Kemudian, karena menangis artinya lebih jujur. Melihat keburukan dan kelemahan diri sendiri sebenarnya cukup mudah, tapi daripada mengakuinya terang-terangan, bukankah sebagian orang lebih senang menyembunyikan keburukan dan kelemahannya? Bukankah yang lebih sering ditampilkan ke permukaan hanya yang bagus saja? Bukankah sebagian orang sering denial/ menolak kenyataan bahwa dirinya punya sisi buruk atau lemah? Dan bukankah... membicarakan kejelekan orang lain atau pun protes, bersama khalayak lain lebih mudah daripada membicarakan kejelekan diri sendiri di hadapan khalayak? Bukankah di hadapan umum kita akan cenderung menyembunyikan keburukan dan kelemahan kita?
Nah... dengan menangis kita bisa jujur. Kalau menangis sendirian berarti jujur kepada diri sendiri. Jujur mengakui bahwa kita memang lemah. Nggak sok kuat lagi, nggak denial lagi. Karena manusia biasa pasti semuanya punya kelemahan. Dan, berani jujur dengan rendah hati mengakui kelemahan diri sendiri itu tidak mudah. Makanya menurut saya itu layak dianggap sebagai suatu kekuatan tersendiri. Kekuatan dari sisi emosional. Karena semua orang punya emosi, tapi tidak semua bisa menyalurkan emosinya dengan cara yang baik.

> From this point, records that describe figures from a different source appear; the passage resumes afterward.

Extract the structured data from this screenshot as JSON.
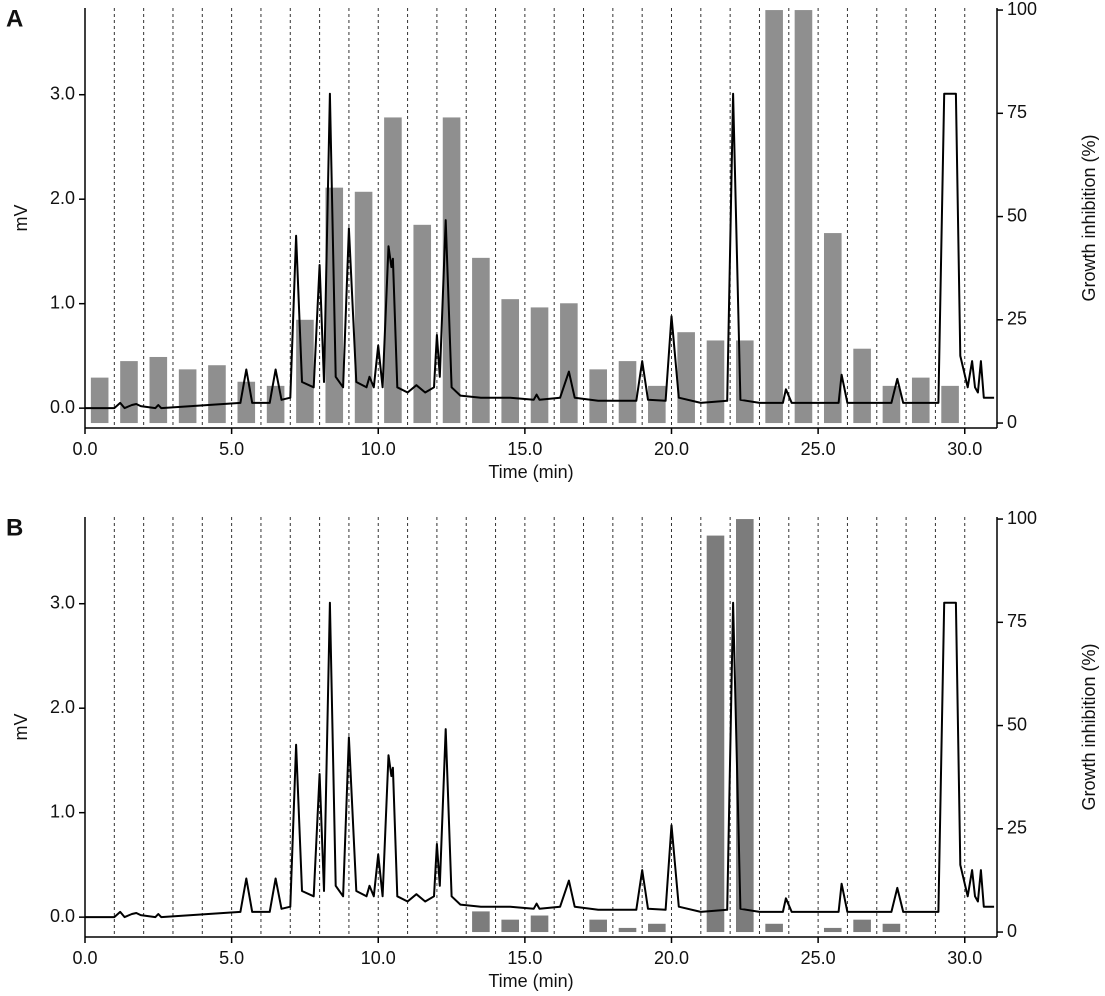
{
  "chart_data": [
    {
      "type": "combo",
      "panel_label": "A",
      "xlabel": "Time (min)",
      "ylabel": "mV",
      "y2label": "Growth inhibition (%)",
      "xlim": [
        0,
        31.1
      ],
      "ylim": [
        -0.19,
        3.83
      ],
      "y2lim": [
        -1.2,
        100.5
      ],
      "xticks": [
        {
          "value": 0,
          "label": "0.0"
        },
        {
          "value": 5,
          "label": "5.0"
        },
        {
          "value": 10,
          "label": "10.0"
        },
        {
          "value": 15,
          "label": "15.0"
        },
        {
          "value": 20,
          "label": "20.0"
        },
        {
          "value": 25,
          "label": "25.0"
        },
        {
          "value": 30,
          "label": "30.0"
        }
      ],
      "yticks": [
        {
          "value": 0,
          "label": "0.0"
        },
        {
          "value": 1,
          "label": "1.0"
        },
        {
          "value": 2,
          "label": "2.0"
        },
        {
          "value": 3,
          "label": "3.0"
        }
      ],
      "y2ticks": [
        0,
        25,
        50,
        75,
        100
      ],
      "xgrid": [
        1,
        2,
        3,
        4,
        5,
        6,
        7,
        8,
        9,
        10,
        11,
        12,
        13,
        14,
        15,
        16,
        17,
        18,
        19,
        20,
        21,
        22,
        23,
        24,
        25,
        26,
        27,
        28,
        29,
        30
      ],
      "series": [
        {
          "type": "bar",
          "axis": "y2",
          "color": "#8f8f8f",
          "x": [
            0.5,
            1.5,
            2.5,
            3.5,
            4.5,
            5.5,
            6.5,
            7.5,
            8.5,
            9.5,
            10.5,
            11.5,
            12.5,
            13.5,
            14.5,
            15.5,
            16.5,
            17.5,
            18.5,
            19.5,
            20.5,
            21.5,
            22.5,
            23.5,
            24.5,
            25.5,
            26.5,
            27.5,
            28.5,
            29.5
          ],
          "values": [
            11,
            15,
            16,
            13,
            14,
            10,
            9,
            25,
            57,
            56,
            74,
            48,
            74,
            40,
            30,
            28,
            29,
            13,
            15,
            9,
            22,
            20,
            20,
            100,
            100,
            46,
            18,
            9,
            11,
            9
          ]
        },
        {
          "type": "line",
          "color": "#000000",
          "x": [
            0,
            1.0,
            1.2,
            1.35,
            1.6,
            1.75,
            1.9,
            2.4,
            2.5,
            2.6,
            5.3,
            5.5,
            5.7,
            6.3,
            6.5,
            6.7,
            7.0,
            7.2,
            7.4,
            7.8,
            8.0,
            8.15,
            8.35,
            8.55,
            8.8,
            9.0,
            9.25,
            9.6,
            9.7,
            9.85,
            10.0,
            10.15,
            10.35,
            10.45,
            10.5,
            10.65,
            11.0,
            11.3,
            11.6,
            11.9,
            12.0,
            12.1,
            12.3,
            12.5,
            12.8,
            13.5,
            14.5,
            15.3,
            15.4,
            15.5,
            16.2,
            16.5,
            16.7,
            17.5,
            18.8,
            19.0,
            19.2,
            19.8,
            20.0,
            20.25,
            21.0,
            21.9,
            22.1,
            22.35,
            23.0,
            23.8,
            23.9,
            24.1,
            25.7,
            25.8,
            26.0,
            27.5,
            27.7,
            27.9,
            29.1,
            29.3,
            29.7,
            29.85,
            30.1,
            30.25,
            30.35,
            30.45,
            30.55,
            30.65,
            31.0
          ],
          "values": [
            0,
            0,
            0.05,
            0,
            0.03,
            0.04,
            0.02,
            0,
            0.03,
            0,
            0.05,
            0.37,
            0.05,
            0.05,
            0.37,
            0.08,
            0.1,
            1.65,
            0.25,
            0.2,
            1.37,
            0.25,
            3.01,
            0.3,
            0.2,
            1.72,
            0.25,
            0.2,
            0.3,
            0.2,
            0.6,
            0.2,
            1.55,
            1.35,
            1.43,
            0.2,
            0.15,
            0.22,
            0.15,
            0.2,
            0.7,
            0.3,
            1.8,
            0.2,
            0.12,
            0.1,
            0.1,
            0.08,
            0.13,
            0.08,
            0.1,
            0.35,
            0.1,
            0.07,
            0.07,
            0.45,
            0.08,
            0.07,
            0.88,
            0.1,
            0.05,
            0.07,
            3.01,
            0.08,
            0.05,
            0.05,
            0.18,
            0.05,
            0.05,
            0.32,
            0.05,
            0.05,
            0.28,
            0.05,
            0.05,
            3.01,
            3.01,
            0.5,
            0.2,
            0.45,
            0.2,
            0.15,
            0.45,
            0.1,
            0.1
          ]
        }
      ]
    },
    {
      "type": "combo",
      "panel_label": "B",
      "xlabel": "Time (min)",
      "ylabel": "mV",
      "y2label": "Growth inhibition (%)",
      "xlim": [
        0,
        31.1
      ],
      "ylim": [
        -0.19,
        3.83
      ],
      "y2lim": [
        -1.2,
        100.5
      ],
      "xticks": [
        {
          "value": 0,
          "label": "0.0"
        },
        {
          "value": 5,
          "label": "5.0"
        },
        {
          "value": 10,
          "label": "10.0"
        },
        {
          "value": 15,
          "label": "15.0"
        },
        {
          "value": 20,
          "label": "20.0"
        },
        {
          "value": 25,
          "label": "25.0"
        },
        {
          "value": 30,
          "label": "30.0"
        }
      ],
      "yticks": [
        {
          "value": 0,
          "label": "0.0"
        },
        {
          "value": 1,
          "label": "1.0"
        },
        {
          "value": 2,
          "label": "2.0"
        },
        {
          "value": 3,
          "label": "3.0"
        }
      ],
      "y2ticks": [
        0,
        25,
        50,
        75,
        100
      ],
      "xgrid": [
        1,
        2,
        3,
        4,
        5,
        6,
        7,
        8,
        9,
        10,
        11,
        12,
        13,
        14,
        15,
        16,
        17,
        18,
        19,
        20,
        21,
        22,
        23,
        24,
        25,
        26,
        27,
        28,
        29,
        30
      ],
      "series": [
        {
          "type": "bar",
          "axis": "y2",
          "color": "#7c7c7c",
          "x": [
            13.5,
            14.5,
            15.5,
            17.5,
            18.5,
            19.5,
            21.5,
            22.5,
            23.5,
            25.5,
            26.5,
            27.5
          ],
          "values": [
            5,
            3,
            4,
            3,
            1,
            2,
            96,
            100,
            2,
            1,
            3,
            2
          ]
        },
        {
          "type": "line",
          "color": "#000000",
          "x": [
            0,
            1.0,
            1.2,
            1.35,
            1.6,
            1.75,
            1.9,
            2.4,
            2.5,
            2.6,
            5.3,
            5.5,
            5.7,
            6.3,
            6.5,
            6.7,
            7.0,
            7.2,
            7.4,
            7.8,
            8.0,
            8.15,
            8.35,
            8.55,
            8.8,
            9.0,
            9.25,
            9.6,
            9.7,
            9.85,
            10.0,
            10.15,
            10.35,
            10.45,
            10.5,
            10.65,
            11.0,
            11.3,
            11.6,
            11.9,
            12.0,
            12.1,
            12.3,
            12.5,
            12.8,
            13.5,
            14.5,
            15.3,
            15.4,
            15.5,
            16.2,
            16.5,
            16.7,
            17.5,
            18.8,
            19.0,
            19.2,
            19.8,
            20.0,
            20.25,
            21.0,
            21.9,
            22.1,
            22.35,
            23.0,
            23.8,
            23.9,
            24.1,
            25.7,
            25.8,
            26.0,
            27.5,
            27.7,
            27.9,
            29.1,
            29.3,
            29.7,
            29.85,
            30.1,
            30.25,
            30.35,
            30.45,
            30.55,
            30.65,
            31.0
          ],
          "values": [
            0,
            0,
            0.05,
            0,
            0.03,
            0.04,
            0.02,
            0,
            0.03,
            0,
            0.05,
            0.37,
            0.05,
            0.05,
            0.37,
            0.08,
            0.1,
            1.65,
            0.25,
            0.2,
            1.37,
            0.25,
            3.01,
            0.3,
            0.2,
            1.72,
            0.25,
            0.2,
            0.3,
            0.2,
            0.6,
            0.2,
            1.55,
            1.35,
            1.43,
            0.2,
            0.15,
            0.22,
            0.15,
            0.2,
            0.7,
            0.3,
            1.8,
            0.2,
            0.12,
            0.1,
            0.1,
            0.08,
            0.13,
            0.08,
            0.1,
            0.35,
            0.1,
            0.07,
            0.07,
            0.45,
            0.08,
            0.07,
            0.88,
            0.1,
            0.05,
            0.07,
            3.01,
            0.08,
            0.05,
            0.05,
            0.18,
            0.05,
            0.05,
            0.32,
            0.05,
            0.05,
            0.28,
            0.05,
            0.05,
            3.01,
            3.01,
            0.5,
            0.2,
            0.45,
            0.2,
            0.15,
            0.45,
            0.1,
            0.1
          ]
        }
      ]
    }
  ]
}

Dan setelah menyalurkannya, kemudian balik ke statement awal saya, menangis untuk melegakan perasaan, membuang kesedihannya, agar nantinya bisa bangkit lagi. Mereka menangis untuk menjadi lebih kuat, dengan memandang permasalahan yang dihadapi dengan suatu pemahaman baru, dan hal tersebut akan membantu mereka menjadi manusia yang lebih baik lagi ke depannya.
Begitulah jawaban versi saya. Hahaha. Kini, saya pun lebih sering menangis daripada dulu. Karena saya sudah paham bahwa terlalu menahan perasaan itu tidak baik. Mungkin juga karena masalah saya bertambah banyak. Dan juga mungkin perasaan saya lebih berkembang. Hati saya sudah tidak segersang sebelumnya, karena saya lebih membuka hati. Hahaha.
Sekian dari saya. Barangkali ada yang nyasar kesini, semoga tulisan saya ada manfaatnya hahaha.